- Centuries:: 20th; 21st;
- Decades:: 1920s; 1930s; 1940s;
- See also:: 1926 in the United Kingdom; 1926 in Ireland; Other events of 1926; List of years in Northern Ireland;

= 1926 in Northern Ireland =

Events during the year 1926 in Northern Ireland.

==Incumbents==
- Governor - 	 The Duke of Abercorn
- Prime Minister - James Craig

==Events==
- 21 January – The Northern Ireland Minister for Agriculture meets his Free State counterpart, Patrick Hogan. The meeting paves the way for co-operation in securing better animal health for livestock.
- 18 April – Census held in Northern Ireland (and the Free State).
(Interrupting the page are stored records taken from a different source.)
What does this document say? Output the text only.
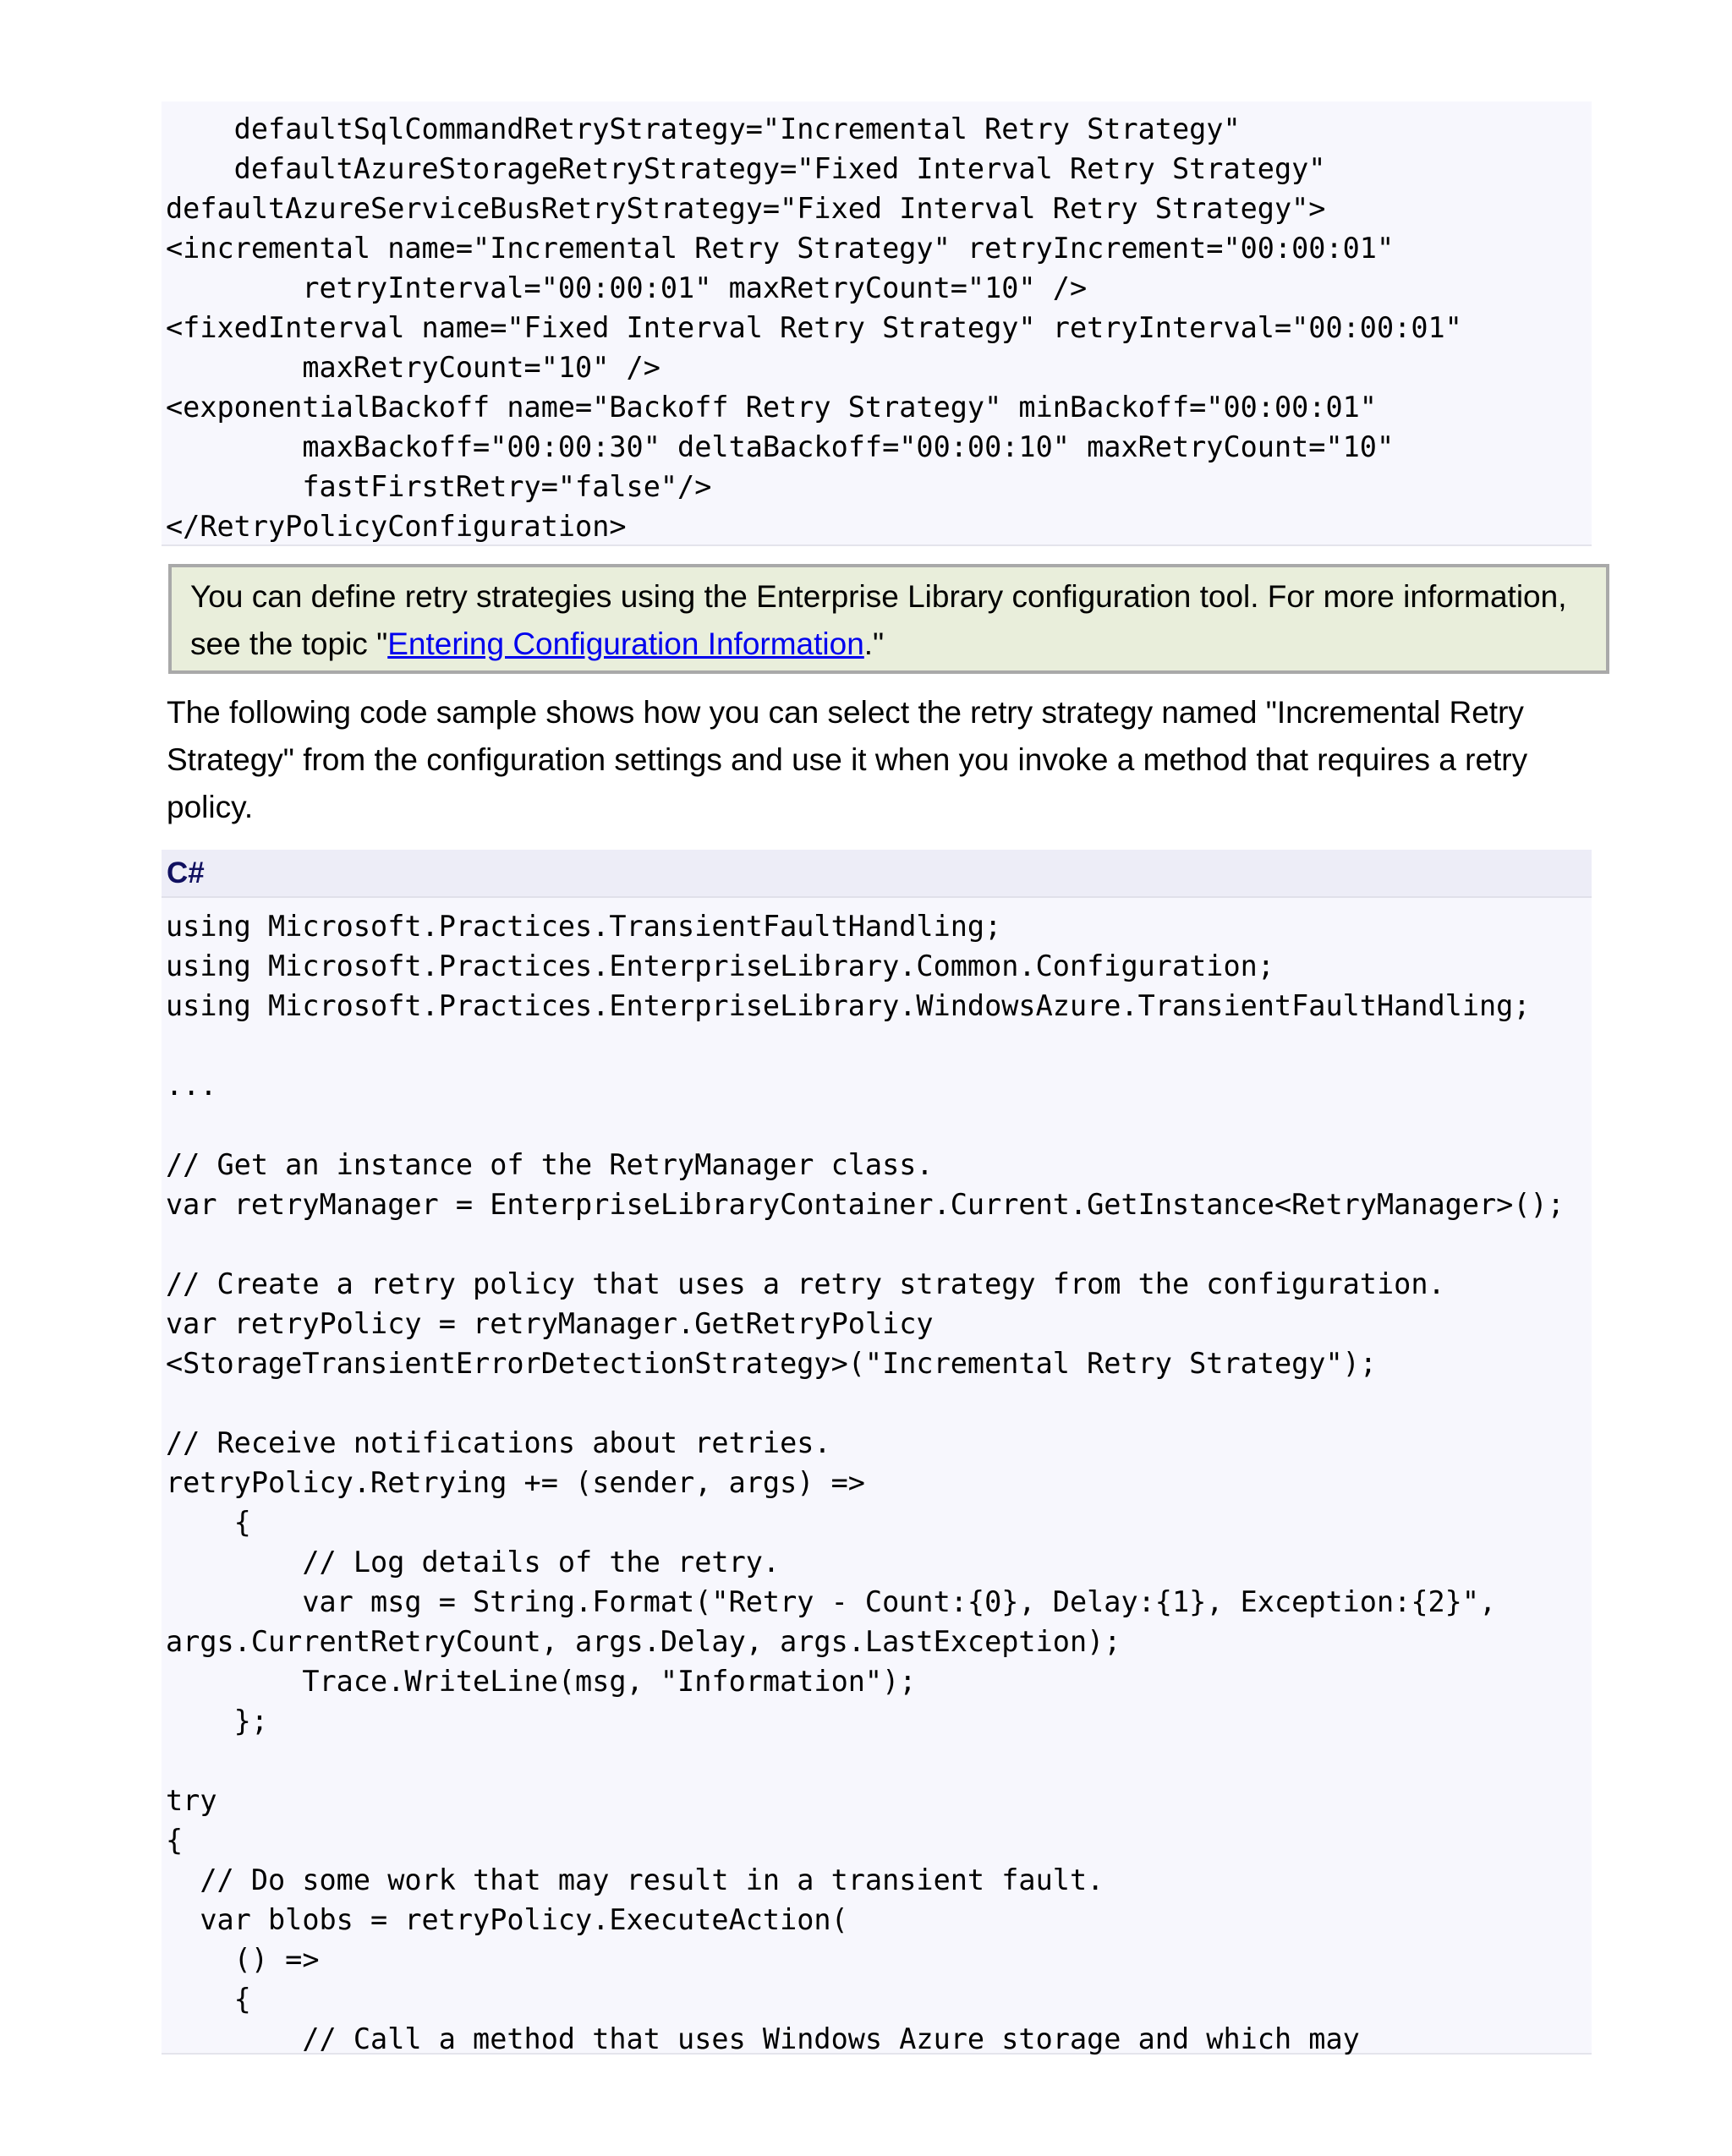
defaultSqlCommandRetryStrategy="Incremental Retry Strategy"
defaultAzureStorageRetryStrategy="Fixed Interval Retry Strategy"
defaultAzureServiceBusRetryStrategy="Fixed Interval Retry Strategy">
<incremental name="Incremental Retry Strategy" retryIncrement="00:00:01"
retryInterval="00:00:01" maxRetryCount="10" />
<fixedInterval name="Fixed Interval Retry Strategy" retryInterval="00:00:01"
maxRetryCount="10" />
<exponentialBackoff name="Backoff Retry Strategy" minBackoff="00:00:01"
maxBackoff="00:00:30" deltaBackoff="00:00:10" maxRetryCount="10"
fastFirstRetry="false"/>
</RetryPolicyConfiguration>
You can define retry strategies using the Enterprise Library configuration tool. For more information, see the topic "Entering Configuration Information."

The following code sample shows how you can select the retry strategy named "Incremental Retry Strategy" from the configuration settings and use it when you invoke a method that requires a retry policy.

C#
using Microsoft.Practices.TransientFaultHandling;
using Microsoft.Practices.EnterpriseLibrary.Common.Configuration;
using Microsoft.Practices.EnterpriseLibrary.WindowsAzure.TransientFaultHandling;

...

// Get an instance of the RetryManager class.
var retryManager = EnterpriseLibraryContainer.Current.GetInstance<RetryManager>();

// Create a retry policy that uses a retry strategy from the configuration.
var retryPolicy = retryManager.GetRetryPolicy
<StorageTransientErrorDetectionStrategy>("Incremental Retry Strategy");

// Receive notifications about retries.
retryPolicy.Retrying += (sender, args) =>
{
// Log details of the retry.
var msg = String.Format("Retry - Count:{0}, Delay:{1}, Exception:{2}",
args.CurrentRetryCount, args.Delay, args.LastException);
Trace.WriteLine(msg, "Information");
};

try
{
// Do some work that may result in a transient fault.
var blobs = retryPolicy.ExecuteAction(
() =>
{
// Call a method that uses Windows Azure storage and which may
The population of Northern Ireland is 1,257,000.

==Sport==
===Football===
- International
13 February Northern Ireland 3 - 0 Wales
27 February Scotland 4 - 0 Northern Ireland (in Glasgow)
20 October England 3 - 3 Northern Ireland (in Liverpool)

- Irish League
Winners: Belfast Celtic

- Irish Cup
Winners: Belfast Celtic 3 - 2 Linfield

===Golf===
- Royal County Down Golf Club bring in Harry Colt to make further improvements to the course.

==Births==
- 20 January – Sarah Conlon, housewife and successful campaigner for the release of the Guildford Four (died 2008).
- 10 February – Danny Blanchflower, footballer and football manager (died 1993)
- 10 February – Jack Kyle, international rugby player (died 2014)
- 6 April – Ian Paisley, founder of the Democratic Unionist Party and First Minister of Northern Ireland from 2007 to 2008 (died 2014)
- 9 April – Gerry Fitt, first leader of the Social Democratic and Labour Party (died 2005).
- 15 May – Margaret Guilfoyle, Senator for the state of Victoria (Australia) from 1971 to 1987 (died 2020).
- 6 June – Johnny McKenna, footballer (died 1980).
- 23 June – Paddy Doherty, activist (died 2016).
- 23 September – Stanley McMaster, barrister and Unionist Member of Parliament from 1959 to 1974 (died 1992).
- 6 November – Frank Carson, comedian (died 2012)
- Full date unknown – Gerry Adams, Sr., IRA volunteer, father of Gerry Adams (Sinn Féin President) (died 2003).